The Soundtrack: When Ambient Becomes Ambulance
The score is an endless drone of ominous synths, metallic hums, and distorted whispers — the kind of thing you’d expect to hear inside a sensory deprivation tank moments before you lose your will to live.
The sound design tries to evoke cosmic terror but ends up sounding like a broken MRI machine having an existential crisis. Every scene buzzes and thrums until your head starts vibrating at its own “emotional frequency.” Maybe that’s the point. Maybe we are the experiment.
Themes: Depression, Despair, and Drowsiness
On paper, Alterscape tackles interesting themes — depression, trauma, the human desire to control emotion. In practice, it handles them with all the subtlety of a philosophy freshman who just discovered Nietzsche.
Sam’s depression isn’t explored so much as declared. “I’m sad,” he mutters early on, staring into space. “Everything feels wrong.” The rest of the film is essentially a high-budget therapy session where everyone avoids saying anything remotely helpful.

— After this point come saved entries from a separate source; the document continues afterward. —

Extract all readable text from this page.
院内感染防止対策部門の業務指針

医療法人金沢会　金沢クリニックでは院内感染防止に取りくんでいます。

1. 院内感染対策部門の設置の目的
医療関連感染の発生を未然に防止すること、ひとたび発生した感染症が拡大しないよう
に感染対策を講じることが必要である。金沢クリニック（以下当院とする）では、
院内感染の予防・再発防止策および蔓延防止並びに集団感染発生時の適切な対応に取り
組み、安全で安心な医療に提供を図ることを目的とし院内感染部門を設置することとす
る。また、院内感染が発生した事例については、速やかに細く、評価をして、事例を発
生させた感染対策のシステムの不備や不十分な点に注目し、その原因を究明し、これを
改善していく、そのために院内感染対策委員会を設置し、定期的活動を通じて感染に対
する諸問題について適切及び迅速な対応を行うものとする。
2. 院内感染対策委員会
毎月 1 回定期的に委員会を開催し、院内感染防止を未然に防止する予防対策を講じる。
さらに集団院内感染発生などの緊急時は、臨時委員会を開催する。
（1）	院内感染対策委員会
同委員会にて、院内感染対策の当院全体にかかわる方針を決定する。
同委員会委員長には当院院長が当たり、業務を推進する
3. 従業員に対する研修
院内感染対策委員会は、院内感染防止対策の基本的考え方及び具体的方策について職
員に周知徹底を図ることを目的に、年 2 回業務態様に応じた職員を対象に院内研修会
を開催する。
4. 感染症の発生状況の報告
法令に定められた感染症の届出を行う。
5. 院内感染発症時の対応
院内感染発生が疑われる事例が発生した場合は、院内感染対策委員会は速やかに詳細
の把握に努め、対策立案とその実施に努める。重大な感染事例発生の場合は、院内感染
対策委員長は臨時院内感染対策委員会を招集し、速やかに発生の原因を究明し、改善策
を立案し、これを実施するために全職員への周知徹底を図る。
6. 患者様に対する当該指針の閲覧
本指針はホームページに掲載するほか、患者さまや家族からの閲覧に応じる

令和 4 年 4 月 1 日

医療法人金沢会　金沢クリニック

The movie wants to be profound about the human condition, but it ends up being a PowerPoint presentation on existential dread.
The Ending: Enlightenment or Eye Roll?
By the time Sam achieves “transcendence,” the audience is way ahead of him — mostly because we’ve already left our bodies out of boredom. There’s an extended sequence of glowing energy, overlapping faces, and whispered monologues about perception that feels like watching an acid trip narrated by Siri.
Is Sam a god now? A ghost? An emotion with legs? Who knows. The movie doesn’t. The credits roll, and you’re left with that special post-Alterscape emptiness that only comes from realizing you just watched a film about emotions that made you feel absolutely nothing.
Final Verdict: Existential Dread, Now in Technicolor
Alterscape desperately wants to be 2001: A Space Odyssey meets Eternal Sunshine of the Spotless Mind. Instead, it’s more like Flatliners directed by a lava lamp.
It’s full of ideas but devoid of direction — a film that mistakes vagueness for profundity and confusion for depth. It’s so busy trying to blow your mind that it forgets to entertain you.
If you’re into pseudo-philosophical mumbo jumbo, flickering lights, and watching Michael Ironside question his career choices in real time, this might be your jam. But for everyone else, it’s an emotional experiment best left untested.
Rating: 3 out of 10 broken EEG machines.
Because nothing says “cinematic transcendence” quite like feeling your soul leave your body — out of sheer frustration.